Frustration boiled to the surface early on when Neale voiced his annoyance over the issue of signage and prohibition of certain signage that had been included as part of the package. “I can’t understand how we get this far and have this come forward now,” said Neale.

Neale pleaded with the board to reserve judgement on some of the more specific details of how the project would evolve and leave that to the site plan development process. Board member Jack Patterson agreed with Neale. “You’re right, we should wait for the next level of review and deal with the general specifics of the PUD,” said Patterson.


Opposition to the project came from two areas – Smokehouse Bay Condominiums and owners of self-storage in the C-5 zoning districts across the street from the properties owned by Progressive at 720 and 740 Bald Eagle Drive.

Progressive had previously agreed to reposition the car-wash blowers and the vacuum outlets on their building. Those items had already been done by Progressive and they were looking to make a substantial investment in the installation of Acoustiblok sound deadening material to dampen down the sound coming from the car wash.

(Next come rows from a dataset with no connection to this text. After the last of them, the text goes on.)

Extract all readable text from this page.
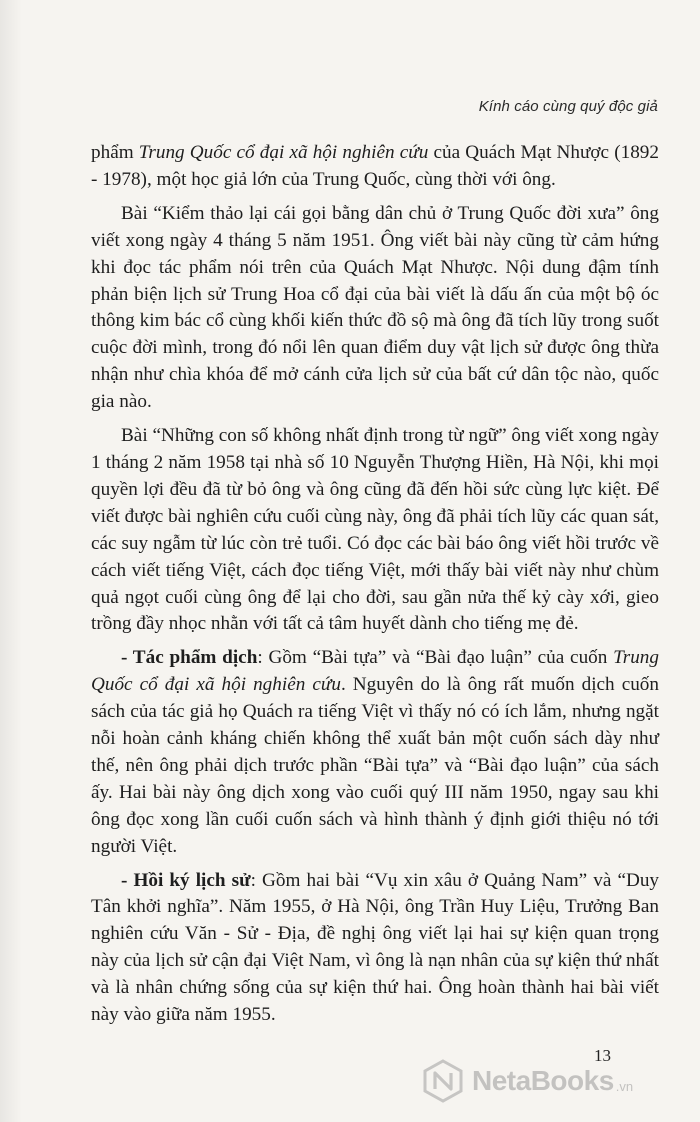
Kính cáo cùng quý độc giả

phẩm Trung Quốc cổ đại xã hội nghiên cứu của Quách Mạt Nhược (1892 - 1978), một học giả lớn của Trung Quốc, cùng thời với ông.

Bài “Kiểm thảo lại cái gọi bằng dân chủ ở Trung Quốc đời xưa” ông viết xong ngày 4 tháng 5 năm 1951. Ông viết bài này cũng từ cảm hứng khi đọc tác phẩm nói trên của Quách Mạt Nhược. Nội dung đậm tính phản biện lịch sử Trung Hoa cổ đại của bài viết là dấu ấn của một bộ óc thông kim bác cổ cùng khối kiến thức đồ sộ mà ông đã tích lũy trong suốt cuộc đời mình, trong đó nổi lên quan điểm duy vật lịch sử được ông thừa nhận như chìa khóa để mở cánh cửa lịch sử của bất cứ dân tộc nào, quốc gia nào.

Bài “Những con số không nhất định trong từ ngữ” ông viết xong ngày 1 tháng 2 năm 1958 tại nhà số 10 Nguyễn Thượng Hiền, Hà Nội, khi mọi quyền lợi đều đã từ bỏ ông và ông cũng đã đến hồi sức cùng lực kiệt. Để viết được bài nghiên cứu cuối cùng này, ông đã phải tích lũy các quan sát, các suy ngẫm từ lúc còn trẻ tuổi. Có đọc các bài báo ông viết hồi trước về cách viết tiếng Việt, cách đọc tiếng Việt, mới thấy bài viết này như chùm quả ngọt cuối cùng ông để lại cho đời, sau gần nửa thế kỷ cày xới, gieo trồng đầy nhọc nhằn với tất cả tâm huyết dành cho tiếng mẹ đẻ.

- Tác phẩm dịch: Gồm “Bài tựa” và “Bài đạo luận” của cuốn Trung Quốc cổ đại xã hội nghiên cứu. Nguyên do là ông rất muốn dịch cuốn sách của tác giả họ Quách ra tiếng Việt vì thấy nó có ích lắm, nhưng ngặt nỗi hoàn cảnh kháng chiến không thể xuất bản một cuốn sách dày như thế, nên ông phải dịch trước phần “Bài tựa” và “Bài đạo luận” của sách ấy. Hai bài này ông dịch xong vào cuối quý III năm 1950, ngay sau khi ông đọc xong lần cuối cuốn sách và hình thành ý định giới thiệu nó tới người Việt.

- Hồi ký lịch sử: Gồm hai bài “Vụ xin xâu ở Quảng Nam” và “Duy Tân khởi nghĩa”. Năm 1955, ở Hà Nội, ông Trần Huy Liệu, Trưởng Ban nghiên cứu Văn - Sử - Địa, đề nghị ông viết lại hai sự kiện quan trọng này của lịch sử cận đại Việt Nam, vì ông là nạn nhân của sự kiện thứ nhất và là nhân chứng sống của sự kiện thứ hai. Ông hoàn thành hai bài viết này vào giữa năm 1955.

13
NetaBooks .vn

Progressive, represented by attorney Richard Yovanovich, explained that they have removed any request for the inclusion of self-storage within their petition and were only seeking the return of their original rights for uses in a C4 district, which were selectively taken from them because of council actions in 2013.

Yovanovich also pointed out that nearly 85 percent of the owners at Smokehouse Bay had purchased their units after the car wash was in operation.

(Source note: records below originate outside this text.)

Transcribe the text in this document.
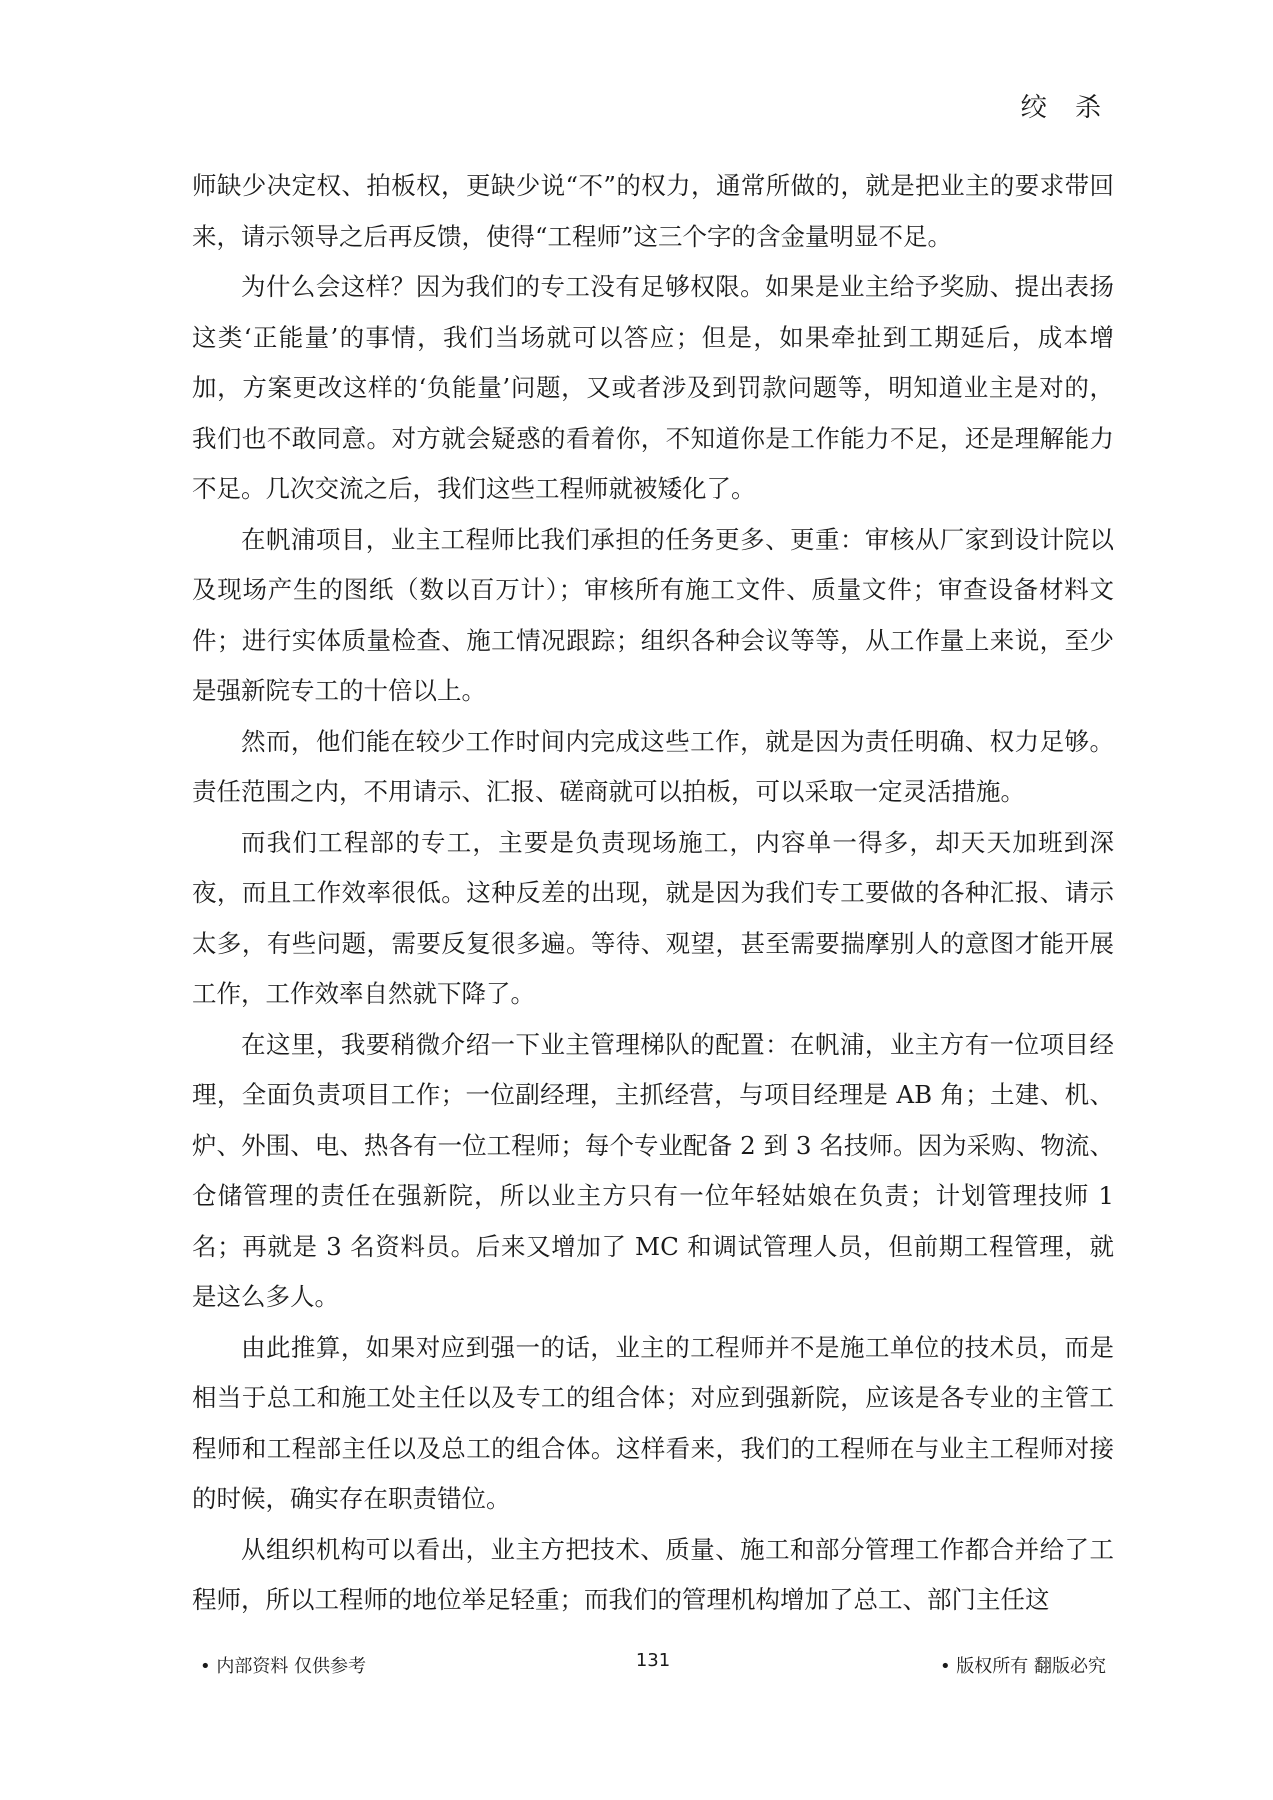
绞 杀

师缺少决定权、拍板权，更缺少说“不”的权力，通常所做的，就是把业主的要求带回来，请示领导之后再反馈，使得“工程师”这三个字的含金量明显不足。

为什么会这样？因为我们的专工没有足够权限。如果是业主给予奖励、提出表扬这类‘正能量’的事情，我们当场就可以答应；但是，如果牵扯到工期延后，成本增加，方案更改这样的‘负能量’问题，又或者涉及到罚款问题等，明知道业主是对的，我们也不敢同意。对方就会疑惑的看着你，不知道你是工作能力不足，还是理解能力不足。几次交流之后，我们这些工程师就被矮化了。

在帆浦项目，业主工程师比我们承担的任务更多、更重：审核从厂家到设计院以及现场产生的图纸（数以百万计）；审核所有施工文件、质量文件；审查设备材料文件；进行实体质量检查、施工情况跟踪；组织各种会议等等，从工作量上来说，至少是强新院专工的十倍以上。

然而，他们能在较少工作时间内完成这些工作，就是因为责任明确、权力足够。责任范围之内，不用请示、汇报、磋商就可以拍板，可以采取一定灵活措施。

而我们工程部的专工，主要是负责现场施工，内容单一得多，却天天加班到深夜，而且工作效率很低。这种反差的出现，就是因为我们专工要做的各种汇报、请示太多，有些问题，需要反复很多遍。等待、观望，甚至需要揣摩别人的意图才能开展工作，工作效率自然就下降了。

在这里，我要稍微介绍一下业主管理梯队的配置：在帆浦，业主方有一位项目经理，全面负责项目工作；一位副经理，主抓经营，与项目经理是 AB 角；土建、机、炉、外围、电、热各有一位工程师；每个专业配备 2 到 3 名技师。因为采购、物流、仓储管理的责任在强新院，所以业主方只有一位年轻姑娘在负责；计划管理技师 1 名；再就是 3 名资料员。后来又增加了 MC 和调试管理人员，但前期工程管理，就是这么多人。

由此推算，如果对应到强一的话，业主的工程师并不是施工单位的技术员，而是相当于总工和施工处主任以及专工的组合体；对应到强新院，应该是各专业的主管工程师和工程部主任以及总工的组合体。这样看来，我们的工程师在与业主工程师对接的时候，确实存在职责错位。

从组织机构可以看出，业主方把技术、质量、施工和部分管理工作都合并给了工程师，所以工程师的地位举足轻重；而我们的管理机构增加了总工、部门主任这

• 内部资料 仅供参考	131	• 版权所有 翻版必究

Over the years, Rizzi Self Storage and Marco Island Storage had objected to Progressive’s requests for the allowance of air-conditioned self-storage in their building at 720 Bald Eagle Drive. The crux of their complaints dealt with a devaluation of their property should the usage of air-conditioned self-storage, now only allowed in the C-5 zoning district, be made allowable in the more restrictive C-4 district.

No accommodation

After a short lunch break the petitioners returned to board to announce they would not be pursuing their petition, as they felt there was no chance of reaching an accommodation.

The board sat in stunned silence until Planning Board member Irv Povlow inquired of Neale whether his client would be willing to repay the city for its time. Neale response was swift and to the point. “Well then I’d like you to pay my client’s costs. They have spent well over $100,000 on this process. They invested deeply in this community and spent a lot of time and money. They are no longer prepared to move forward,” said Neale.

The primary elements of the PUD improvements, which were lost when the petitioners walked away, included additional public parking on Herb Savage Way; improved stormwater drainage on Herb Savage Way and in the Island Shopping Plaza; a pedestrian node at the corner of Bald Eagle and Collier; an updated and improved facade on the building; enhanced landscaping and connectivity between the properties, in addition to Bald Eagle and Herb Savage Way.

Progressive would have added pedestrian and architectural amenities to its property and would have made provisions to reduce the sound impact between the car wash and Smokehouse Bay Condominiums.

Those enhancements are now off the table, and were included in the $3 million investment in the overall project.